By SANCHESKA BROWN
Tribune Staff Reporter
OPPOSITION Leader Dr Hubert Minnis said yesterday if the government is serious about revitalizing Bay Street it should “cease the reported practice of issuing licenses to foreign retailers” to reduce the cost of shopping in the downtown area.
In a press release, Dr Minnis also said the government “should remove duty on clothing altogether.” Doing this, he said would improve the attractiveness of Bay Street and increase the variety of items that can be sold at competitive prices.
Dr Minnis was responding to Minister of Tourism Obie Wilchcombe who told Tribune Business this week that Bay Street “is like a dying centre”, as he pushed for duty-free shopping status to tackle its lack of variety and recognised retail brands.
Mr Wilchcombe said that making downtown Nassau a duty-free shopping zone will ultimately lure more tourists as well as locals, adding that the area has too many jewellery stores and had been “infiltrated” by foreigners.
Dr Minnis said while he agrees with Mr Wilchcombe’s assessment, he “is puzzled by the government’s duplicity.”
“On one hand the minister speaks to the dominance of foreign owned retail businesses while at the same time his government has gone against a policy long held by successive governments to protect Bahamian retailers. We have learned that the government has granted direct NEC approvals and licenses for several high-end luxury retailers to operate at Baha Mar, contrary to government policy,” Dr Minnis said.
“In 1998, when Atlantis attempted to do the same thing, the FNM government listened to the outcry of Bahamian retailers, including that of the current attorney general’s husband, and insisted that retail operations at Atlantis must be Bahamian owned. The PLP has obviously seen fit to discontinue that policy.
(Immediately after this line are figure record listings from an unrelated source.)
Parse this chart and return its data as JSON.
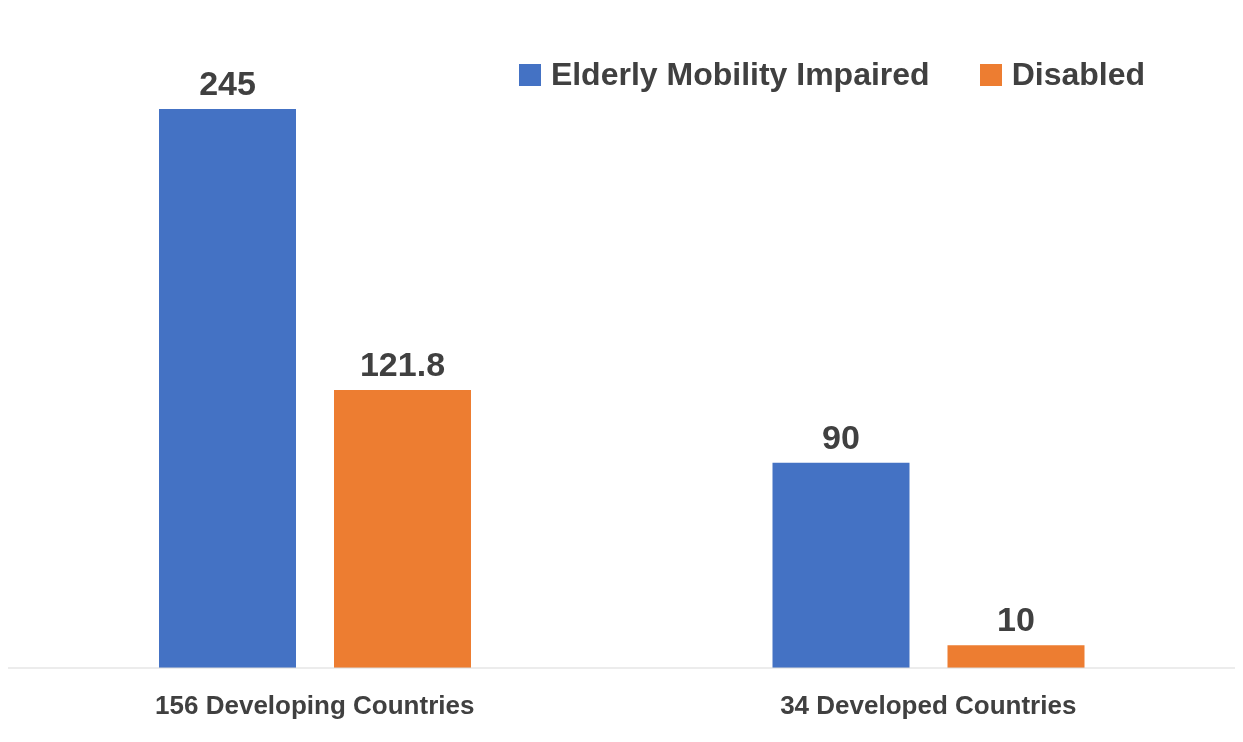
{
  "chart_data": {
    "type": "bar",
    "categories": [
      "156 Developing Countries",
      "34 Developed Countries"
    ],
    "series": [
      {
        "name": "Elderly Mobility Impaired",
        "color": "#4472c4",
        "values": [
          245,
          90
        ]
      },
      {
        "name": "Disabled",
        "color": "#ed7d31",
        "values": [
          121.8,
          10
        ]
      }
    ],
    "data_labels": true,
    "legend": "top right",
    "grid": false
  }
}
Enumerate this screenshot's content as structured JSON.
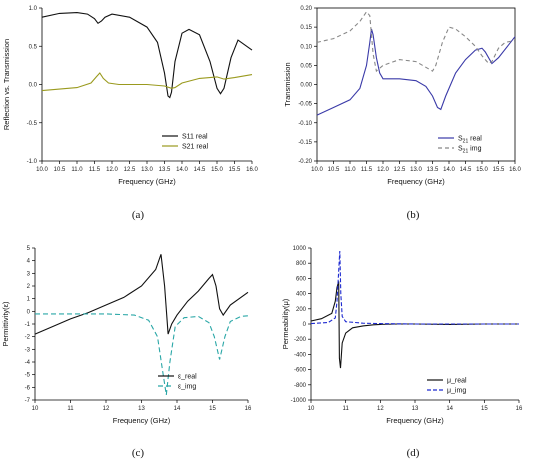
{
  "chart_data": [
    {
      "type": "line",
      "panel_label": "(a)",
      "xlabel": "Frequency (GHz)",
      "ylabel": "Reflection vs. Transmission",
      "xlim": [
        10.0,
        16.0
      ],
      "ylim": [
        -1.0,
        1.0
      ],
      "xticks": [
        "10.0",
        "10.5",
        "11.0",
        "11.5",
        "12.0",
        "12.5",
        "13.0",
        "13.5",
        "14.0",
        "14.5",
        "15.0",
        "15.5",
        "16.0"
      ],
      "yticks": [
        "1.0",
        "0.5",
        "0.0",
        "-0.5",
        "-1.0"
      ],
      "legend_position": "bottom-right",
      "series": [
        {
          "name": "S11 real",
          "color": "#111111",
          "dash": "solid",
          "x": [
            10.0,
            10.5,
            11.0,
            11.3,
            11.5,
            11.6,
            11.7,
            11.8,
            12.0,
            12.5,
            13.0,
            13.3,
            13.5,
            13.6,
            13.65,
            13.7,
            13.8,
            14.0,
            14.2,
            14.5,
            14.8,
            15.0,
            15.1,
            15.2,
            15.4,
            15.6,
            16.0
          ],
          "y": [
            0.88,
            0.93,
            0.94,
            0.92,
            0.86,
            0.8,
            0.83,
            0.88,
            0.92,
            0.88,
            0.75,
            0.55,
            0.15,
            -0.15,
            -0.17,
            -0.1,
            0.3,
            0.67,
            0.72,
            0.65,
            0.3,
            -0.05,
            -0.12,
            -0.05,
            0.35,
            0.58,
            0.45
          ]
        },
        {
          "name": "S21 real",
          "color": "#9a9a1e",
          "dash": "solid",
          "x": [
            10.0,
            10.5,
            11.0,
            11.4,
            11.55,
            11.65,
            11.75,
            11.9,
            12.2,
            12.5,
            13.0,
            13.5,
            13.7,
            13.8,
            14.0,
            14.5,
            15.0,
            15.2,
            15.5,
            16.0
          ],
          "y": [
            -0.08,
            -0.06,
            -0.04,
            0.02,
            0.1,
            0.15,
            0.08,
            0.02,
            0.0,
            0.0,
            0.0,
            -0.02,
            -0.05,
            -0.04,
            0.02,
            0.08,
            0.1,
            0.07,
            0.09,
            0.13
          ]
        }
      ]
    },
    {
      "type": "line",
      "panel_label": "(b)",
      "xlabel": "Frequency (GHz)",
      "ylabel": "Transmission",
      "xlim": [
        10.0,
        16.0
      ],
      "ylim": [
        -0.2,
        0.2
      ],
      "xticks": [
        "10.0",
        "10.5",
        "11.0",
        "11.5",
        "12.0",
        "12.5",
        "13.0",
        "13.5",
        "14.0",
        "14.5",
        "15.0",
        "15.5",
        "16.0"
      ],
      "yticks": [
        "0.20",
        "0.15",
        "0.10",
        "0.05",
        "0.00",
        "-0.05",
        "-0.10",
        "-0.15",
        "-0.20"
      ],
      "legend_position": "bottom-right",
      "series": [
        {
          "name": "S21 real",
          "legend_main": "S",
          "legend_sub": "21",
          "legend_rest": " real",
          "color": "#3a3aa8",
          "dash": "solid",
          "x": [
            10.0,
            10.5,
            11.0,
            11.3,
            11.5,
            11.6,
            11.65,
            11.7,
            11.8,
            11.9,
            12.0,
            12.5,
            13.0,
            13.3,
            13.5,
            13.65,
            13.75,
            13.9,
            14.2,
            14.5,
            14.8,
            15.0,
            15.1,
            15.3,
            15.5,
            16.0
          ],
          "y": [
            -0.08,
            -0.06,
            -0.04,
            -0.01,
            0.05,
            0.11,
            0.145,
            0.13,
            0.07,
            0.03,
            0.015,
            0.015,
            0.01,
            -0.005,
            -0.03,
            -0.06,
            -0.065,
            -0.03,
            0.03,
            0.065,
            0.09,
            0.095,
            0.085,
            0.055,
            0.07,
            0.125
          ]
        },
        {
          "name": "S21 img",
          "legend_main": "S",
          "legend_sub": "21",
          "legend_rest": " img",
          "color": "#888888",
          "dash": "4,3",
          "x": [
            10.0,
            10.5,
            11.0,
            11.3,
            11.5,
            11.6,
            11.7,
            11.8,
            12.0,
            12.5,
            13.0,
            13.3,
            13.5,
            13.6,
            13.7,
            13.8,
            14.0,
            14.2,
            14.5,
            14.8,
            15.0,
            15.2,
            15.3,
            15.5,
            15.7,
            16.0
          ],
          "y": [
            0.11,
            0.12,
            0.14,
            0.165,
            0.19,
            0.18,
            0.08,
            0.035,
            0.05,
            0.065,
            0.06,
            0.045,
            0.035,
            0.05,
            0.08,
            0.11,
            0.15,
            0.145,
            0.125,
            0.1,
            0.075,
            0.055,
            0.06,
            0.095,
            0.11,
            0.115
          ]
        }
      ]
    },
    {
      "type": "line",
      "panel_label": "(c)",
      "xlabel": "Frequency (GHz)",
      "ylabel": "Permittivity(ε)",
      "xlim": [
        10,
        16
      ],
      "ylim": [
        -7,
        5
      ],
      "xticks": [
        "10",
        "11",
        "12",
        "13",
        "14",
        "15",
        "16"
      ],
      "yticks": [
        "5",
        "4",
        "3",
        "2",
        "1",
        "0",
        "-1",
        "-2",
        "-3",
        "-4",
        "-5",
        "-6",
        "-7"
      ],
      "legend_position": "bottom-right",
      "series": [
        {
          "name": "ε_real",
          "color": "#111111",
          "dash": "solid",
          "x": [
            10.0,
            10.5,
            11.0,
            11.5,
            12.0,
            12.5,
            13.0,
            13.4,
            13.55,
            13.65,
            13.75,
            13.85,
            14.0,
            14.3,
            14.6,
            14.9,
            15.0,
            15.1,
            15.2,
            15.3,
            15.5,
            16.0
          ],
          "y": [
            -1.8,
            -1.2,
            -0.6,
            -0.1,
            0.5,
            1.1,
            2.0,
            3.3,
            4.5,
            2.0,
            -1.8,
            -1.0,
            -0.3,
            0.8,
            1.6,
            2.6,
            2.9,
            2.0,
            0.2,
            -0.3,
            0.5,
            1.5
          ]
        },
        {
          "name": "ε_img",
          "color": "#2aa7a7",
          "dash": "5,3",
          "x": [
            10.0,
            11.0,
            12.0,
            12.8,
            13.2,
            13.45,
            13.6,
            13.7,
            13.8,
            13.95,
            14.2,
            14.6,
            14.9,
            15.05,
            15.2,
            15.35,
            15.5,
            15.8,
            16.0
          ],
          "y": [
            -0.2,
            -0.2,
            -0.2,
            -0.3,
            -0.7,
            -2.0,
            -4.8,
            -6.6,
            -4.0,
            -1.2,
            -0.5,
            -0.4,
            -0.9,
            -2.0,
            -3.8,
            -2.0,
            -0.8,
            -0.4,
            -0.35
          ]
        }
      ]
    },
    {
      "type": "line",
      "panel_label": "(d)",
      "xlabel": "Frequency (GHz)",
      "ylabel": "Permeability(μ)",
      "xlim": [
        10,
        16
      ],
      "ylim": [
        -1000,
        1000
      ],
      "xticks": [
        "10",
        "11",
        "12",
        "13",
        "14",
        "15",
        "16"
      ],
      "yticks": [
        "1000",
        "800",
        "600",
        "400",
        "200",
        "0",
        "-200",
        "-400",
        "-600",
        "-800",
        "-1000"
      ],
      "legend_position": "bottom-right",
      "series": [
        {
          "name": "μ_real",
          "color": "#111111",
          "dash": "solid",
          "x": [
            10.0,
            10.3,
            10.6,
            10.7,
            10.75,
            10.8,
            10.82,
            10.85,
            10.9,
            11.0,
            11.2,
            11.5,
            11.8,
            12.0,
            12.5,
            13.0,
            14.0,
            15.0,
            16.0
          ],
          "y": [
            40,
            70,
            140,
            300,
            480,
            560,
            -450,
            -580,
            -250,
            -120,
            -50,
            -25,
            -10,
            -5,
            0,
            0,
            -5,
            0,
            0
          ]
        },
        {
          "name": "μ_img",
          "color": "#1e2ad0",
          "dash": "4,2",
          "x": [
            10.0,
            10.5,
            10.7,
            10.75,
            10.8,
            10.83,
            10.86,
            10.9,
            11.0,
            11.5,
            12.0,
            13.0,
            14.0,
            15.0,
            16.0
          ],
          "y": [
            5,
            20,
            80,
            300,
            700,
            960,
            400,
            100,
            30,
            10,
            5,
            0,
            0,
            0,
            0
          ]
        }
      ]
    }
  ]
}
“Just as the Pindling administration, in its final miserable years, decided to ‘change the face of Bay Street’ by licensing a host of foreign-owned duty-free jewellery stores, it seems that this Christie administration, in its final miserable years, is similarly intent on changing the face of retailing throughout the entire tourism industry. Such reckless abandoning of long-cherished economic empowerment policies could ultimately lead to the complete demise of the Bahamian retailer. The PLP campaigned on the slogan “Bahamians first”, but again it seems that in practice the PLP continues to put Bahamians last.”
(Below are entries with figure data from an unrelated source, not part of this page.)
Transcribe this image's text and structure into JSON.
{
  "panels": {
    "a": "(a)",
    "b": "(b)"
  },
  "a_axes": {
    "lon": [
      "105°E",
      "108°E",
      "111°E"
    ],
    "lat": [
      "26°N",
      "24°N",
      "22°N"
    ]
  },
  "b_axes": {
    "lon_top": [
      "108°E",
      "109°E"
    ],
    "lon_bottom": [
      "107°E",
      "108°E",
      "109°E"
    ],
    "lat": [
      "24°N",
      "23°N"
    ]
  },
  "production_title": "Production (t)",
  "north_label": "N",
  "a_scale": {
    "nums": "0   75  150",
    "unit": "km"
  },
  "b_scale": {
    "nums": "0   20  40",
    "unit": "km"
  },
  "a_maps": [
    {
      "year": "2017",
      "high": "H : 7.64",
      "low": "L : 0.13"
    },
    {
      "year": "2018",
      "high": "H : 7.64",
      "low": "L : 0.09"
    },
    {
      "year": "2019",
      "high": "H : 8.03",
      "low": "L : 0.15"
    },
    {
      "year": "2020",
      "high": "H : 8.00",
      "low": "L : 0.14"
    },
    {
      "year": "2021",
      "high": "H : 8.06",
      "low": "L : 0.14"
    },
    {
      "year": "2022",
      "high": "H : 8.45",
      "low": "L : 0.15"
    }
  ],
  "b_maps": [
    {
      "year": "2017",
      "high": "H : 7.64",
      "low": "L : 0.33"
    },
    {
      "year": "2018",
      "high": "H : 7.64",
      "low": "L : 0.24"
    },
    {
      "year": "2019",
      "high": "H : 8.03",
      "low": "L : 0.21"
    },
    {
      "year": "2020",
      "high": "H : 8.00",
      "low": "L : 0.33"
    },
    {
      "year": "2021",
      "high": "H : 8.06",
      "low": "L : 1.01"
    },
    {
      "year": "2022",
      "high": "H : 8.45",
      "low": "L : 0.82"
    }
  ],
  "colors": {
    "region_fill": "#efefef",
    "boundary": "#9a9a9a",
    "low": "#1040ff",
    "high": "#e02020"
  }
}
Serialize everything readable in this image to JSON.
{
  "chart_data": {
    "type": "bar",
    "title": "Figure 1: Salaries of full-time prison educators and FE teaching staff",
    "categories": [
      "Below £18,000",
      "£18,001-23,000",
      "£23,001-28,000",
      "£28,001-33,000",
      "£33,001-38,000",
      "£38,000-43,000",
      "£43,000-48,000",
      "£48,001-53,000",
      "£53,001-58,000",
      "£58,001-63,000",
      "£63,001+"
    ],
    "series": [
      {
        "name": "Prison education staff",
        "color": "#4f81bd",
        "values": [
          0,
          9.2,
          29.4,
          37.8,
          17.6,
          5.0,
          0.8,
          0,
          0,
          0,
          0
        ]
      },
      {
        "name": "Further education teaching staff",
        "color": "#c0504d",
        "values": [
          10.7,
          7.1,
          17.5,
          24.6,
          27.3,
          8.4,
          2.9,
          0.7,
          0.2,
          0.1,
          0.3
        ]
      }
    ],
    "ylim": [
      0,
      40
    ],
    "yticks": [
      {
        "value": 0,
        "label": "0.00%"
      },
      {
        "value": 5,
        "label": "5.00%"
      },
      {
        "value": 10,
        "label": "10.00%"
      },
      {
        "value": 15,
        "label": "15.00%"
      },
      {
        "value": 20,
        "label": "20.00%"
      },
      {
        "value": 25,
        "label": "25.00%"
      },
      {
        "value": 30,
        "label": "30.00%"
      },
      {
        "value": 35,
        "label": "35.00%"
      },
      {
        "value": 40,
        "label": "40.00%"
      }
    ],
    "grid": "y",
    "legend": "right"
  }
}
If the government removes duty on clothing, Dr Minnis said it would create more jobs in the retail clothing sector and lessen the burden on the tax payer when it comes to clothing purchases.
“Any revenues lost in duty may be made up from the VAT charged on increased sales volumes in the retail sector, VAT collected from more consumption due to reduced levels of unemployment, increases in stamp tax, and VAT receipts from real estate transactions related to commercial real estate expansion and rentals in the city centre,” Dr Minnis said.
“The FNM would further encourage the local clothing sector by looking at removing duty from sewing materials, patterns, threads, accessories and equipment, thereby creating more jobs and competitiveness in the fast-growing domestic fashion and design sector.”